Death is a topic often swept under the rug. It is a notion riven with fear, uncertainty and repudiation. Yôjirô Takita’s 2008 drama Departures exhumes and handles the issue pragmatically, and in doing so finds a beauty in its finiteness.

The film follows Daigo Kobayashi (Masahiro Motoki), a professional cellist in his late 20’s living in Tokyo. After losing his job and becoming disillusioned with his aspirations, Daigo and his wife Mika (Ryoko Hirosue) return to his hometown to live in his recently deceased mother’s house, hoping to start afresh. Daigo immediately sets about finding a new vocation, and in the process, himself.

Desperate for work, he stumbles upon a vague classified in the local paper for an assistant to aid in ‘Departures’. With an optimistic attitude over what the term ‘Departures’ in fact entails, Daigo turns up for an interview and is hired immediately only to learn that he will be aiding Mr.Sasaki, (Tsutomu Yamazaki) as an Encoffiner – a person whose profession is to prepare the body of a deceased person in a ceremonial manner for peaceful departure into death.

Witnessing scenes in which Mr.Sasaki prepares the deceased for burial, whilst initially confronting, are ultimately a beautiful experience. As corpses are elegantly transformed from lifeless entities to glowing snapshots of the deceased in their prime (at the masterful hand of Mr.Sasaki), we simultaneously witness the families of the deceased (who watch on) slowly breakdown from an initial disposition of detachment and feigned strength to utter anguish at the site of the lost ones being lovingly rendered back to life. Takita portrays this encoffinment process as highly cathartic. The families are finally able to put aside their social masks and bare their most primal emotions. Both the deceased and their families are purified, as all old grievances and mistakes are washed away in these emotionally intense moments, and a sense of closure, acceptance and gratitude is reached between all.

departures

Morally, making a living off handling the dead is considered highly disreputable in Japan and as such our protagonist hides behind a charade of normality from the town and from his wife stating he is working in a run of the mill finance company. This overwhelming sense of shame felt by Daigo is touching. With no other options, and with societal pressures on him to find a well-paying job, we see all notion of pride leave Daigo as trudges off to work each day questioning how he ended up here. However in as much as Daigo is initially is shamed by his work, so too is his proficient hand in preparing the dead finessed, as Takita draws parallels between it and his skill in cello utilizing the symbolism of manual labour and skilled handcraft as a motif for Daigo’s positive regression to the simplicities of life.

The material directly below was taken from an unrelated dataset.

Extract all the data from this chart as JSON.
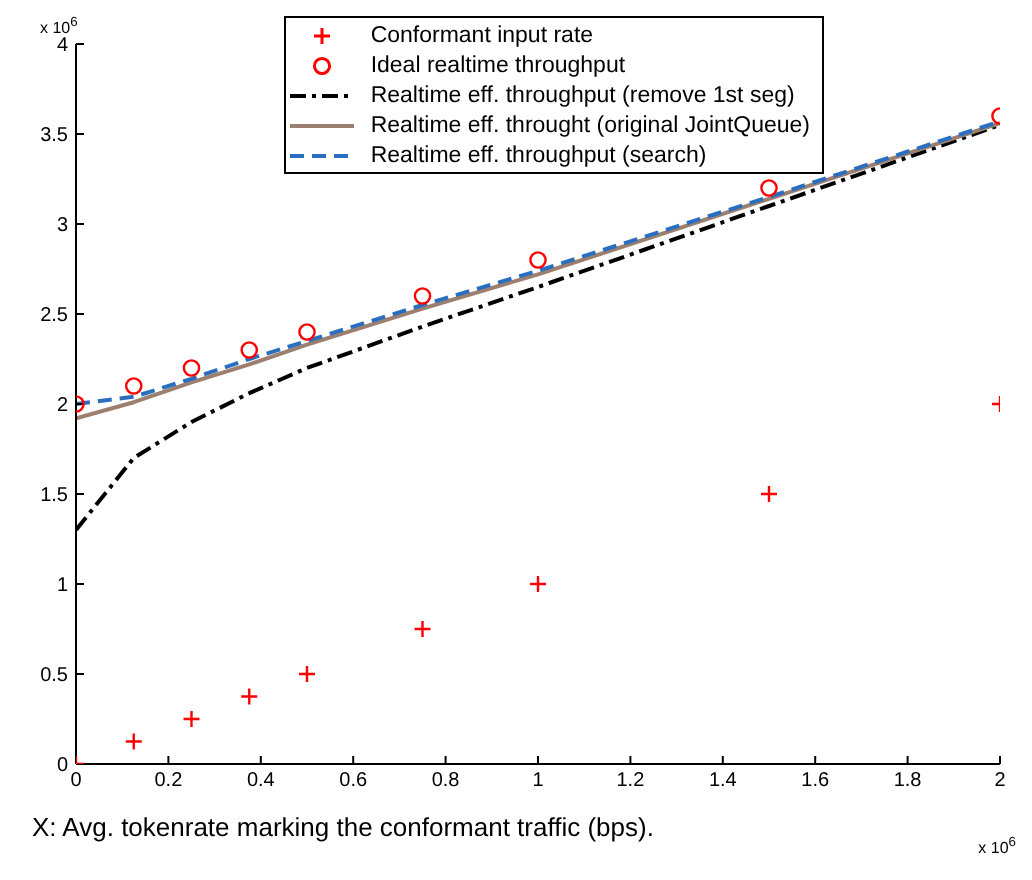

The film concurrently takes a subtle peek at this notion of propriety and ‘face’, which dictate Japanese society, and asks what is really important. It seems this notion of societal decorum has become somewhat of a trademark of contemporary Japanese cinema.

Once consumed with his dream of being a famous musician, Daigo questions whether it was really his dream at all or his mother’s forced upon him. Why must he have to conform to established norms of what is acceptable and unacceptable in society? And who indeed decides this? The total breach of any form of social propriety, by working with the dead, breaks the shackles of conformity and social ideals once constricting Daigo. And it is only here that Daigo for, the first time, begins to discover who he is, what he wants and what is important to him in life. In working so intimately with death, he develops a beautiful sense of gratitude for the simple pleasures of life, and regresses away from his once held contemporary ideals. Now an outsider to the high pressure norms and pride driven rhythms of Japanese society Daigo finally arrives at his own sense of solace.

Coming full circle, our protagonist is visited by old ghosts from his past. And the notion of departure, a notion that he has extensively witnessed first-hand, will test him personally, putting into question everything he has realized about himself and life.

Films centred on themes of death and loss usually turn people away. However, you would be doing yourself an injustice if you were to by-pass Takita’s presentation of death – as a beautifully affirming appreciation for everything that is living.